Performance of nickel/cerium oxide/yttria stabilized zirconia SOFC anodes with carbonaceous fuels.

摘要

This study explores the impact of ceria incorporation into Ni/YSZ cermet anode support layers on the performance of button-cell solid oxide fuel cells operating with syngas and n-butane/steam fuel feeds. Ceria is incorporated into the porous anode support layer by co-firing ceria powders with NiO, YSZ, and graphite pore formers. Comparison of the performance with and without the co-fired ceria indicated improvements for operation with doped ceria for both syngas (by almost 20% higher power density) and direct n-butane/steam feeds (by over 25% higher power density). For initial cell performance, ceria addition to the support layer offered improved performance at high current densities with syngas suggesting that ceria may enhance water-gas-shift reactions and thereby increase H2 availability for more effective electrochemical oxidation in the anode functional layer.
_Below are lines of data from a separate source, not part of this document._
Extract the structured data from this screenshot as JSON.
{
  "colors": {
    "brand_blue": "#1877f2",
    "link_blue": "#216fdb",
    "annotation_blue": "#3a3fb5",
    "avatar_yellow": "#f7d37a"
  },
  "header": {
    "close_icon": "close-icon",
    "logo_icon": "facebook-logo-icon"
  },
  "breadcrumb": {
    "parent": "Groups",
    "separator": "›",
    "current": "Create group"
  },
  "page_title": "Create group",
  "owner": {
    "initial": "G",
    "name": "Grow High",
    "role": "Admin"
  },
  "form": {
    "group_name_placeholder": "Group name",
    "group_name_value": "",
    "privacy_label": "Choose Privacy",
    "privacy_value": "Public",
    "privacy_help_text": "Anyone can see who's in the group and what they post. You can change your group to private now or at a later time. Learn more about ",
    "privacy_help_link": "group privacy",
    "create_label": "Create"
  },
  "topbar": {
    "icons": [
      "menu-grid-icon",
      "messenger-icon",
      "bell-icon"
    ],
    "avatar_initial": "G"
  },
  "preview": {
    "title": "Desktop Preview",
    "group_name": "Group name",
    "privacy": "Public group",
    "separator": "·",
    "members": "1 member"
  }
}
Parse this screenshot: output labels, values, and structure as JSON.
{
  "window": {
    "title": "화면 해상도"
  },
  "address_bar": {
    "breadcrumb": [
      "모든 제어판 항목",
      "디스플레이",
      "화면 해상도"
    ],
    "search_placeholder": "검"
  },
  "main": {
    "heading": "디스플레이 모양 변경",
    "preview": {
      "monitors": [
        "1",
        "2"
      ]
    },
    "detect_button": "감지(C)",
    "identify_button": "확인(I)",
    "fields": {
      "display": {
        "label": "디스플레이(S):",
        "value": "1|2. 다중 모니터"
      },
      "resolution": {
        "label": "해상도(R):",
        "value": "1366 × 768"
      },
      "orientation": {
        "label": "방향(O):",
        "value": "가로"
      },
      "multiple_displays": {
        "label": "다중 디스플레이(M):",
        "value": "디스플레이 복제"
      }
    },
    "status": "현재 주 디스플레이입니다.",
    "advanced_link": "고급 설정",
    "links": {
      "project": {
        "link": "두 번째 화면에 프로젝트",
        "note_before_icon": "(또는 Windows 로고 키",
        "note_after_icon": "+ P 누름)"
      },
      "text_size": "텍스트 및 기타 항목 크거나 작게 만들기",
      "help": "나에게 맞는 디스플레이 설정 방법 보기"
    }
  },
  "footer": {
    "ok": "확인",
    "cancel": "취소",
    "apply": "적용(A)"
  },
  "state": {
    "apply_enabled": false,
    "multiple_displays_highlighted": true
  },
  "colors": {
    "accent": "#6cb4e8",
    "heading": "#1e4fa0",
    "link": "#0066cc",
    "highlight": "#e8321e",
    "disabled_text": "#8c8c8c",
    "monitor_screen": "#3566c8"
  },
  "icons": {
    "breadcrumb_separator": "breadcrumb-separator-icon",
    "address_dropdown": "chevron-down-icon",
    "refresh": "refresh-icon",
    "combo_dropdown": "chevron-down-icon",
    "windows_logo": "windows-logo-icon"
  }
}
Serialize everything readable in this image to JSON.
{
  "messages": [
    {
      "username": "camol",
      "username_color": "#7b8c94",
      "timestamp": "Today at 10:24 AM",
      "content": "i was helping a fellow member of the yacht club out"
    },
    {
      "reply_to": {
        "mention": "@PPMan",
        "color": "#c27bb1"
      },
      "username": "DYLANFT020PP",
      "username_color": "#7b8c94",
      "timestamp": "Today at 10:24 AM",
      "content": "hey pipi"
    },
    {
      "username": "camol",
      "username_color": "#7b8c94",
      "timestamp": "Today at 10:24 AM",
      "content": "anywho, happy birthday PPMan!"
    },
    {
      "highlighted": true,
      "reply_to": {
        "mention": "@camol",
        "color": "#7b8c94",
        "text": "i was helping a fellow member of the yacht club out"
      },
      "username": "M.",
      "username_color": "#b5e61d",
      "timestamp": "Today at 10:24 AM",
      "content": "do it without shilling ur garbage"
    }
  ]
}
For longer-term testing with direct-butane feeds, ceria doped cells not only showed better performance, but also indicated suppression of carbon deposition, thus improving long term operability. Ex situ characterization of the ceria-doped anodes using SEM and Raman spectroscopy indicated that ceria addition helped the anodes maintain structural integrity.;To better understand experimental results, a previous through-the-MEA 1-D model has been updated and used with C-H-O microkinetics for Ni/YSZ anodes to characterize the experimentally observed cell performance. The model was enhanced to account for gas leakage through the electrolyte and to incorporate non-isothermal effects due to endothermic internal reforming and exothermic oxidation within the anode layers. Studies with internal methane reforming in a Ni/YSZ anode showed that the non-isothermal effects in 1-D button cell experiments are very small. This through-the-MEA model was used to fit experimental data and provided a basis for assessing key micro-structural parameters for the Ni/YSZ cells tested in this study. The model fits with syngas at various compositions provided a basis for assessing the most sensitive micro-structural parameters on the fuel cell performance such as anode support layer porosity and tortuosity.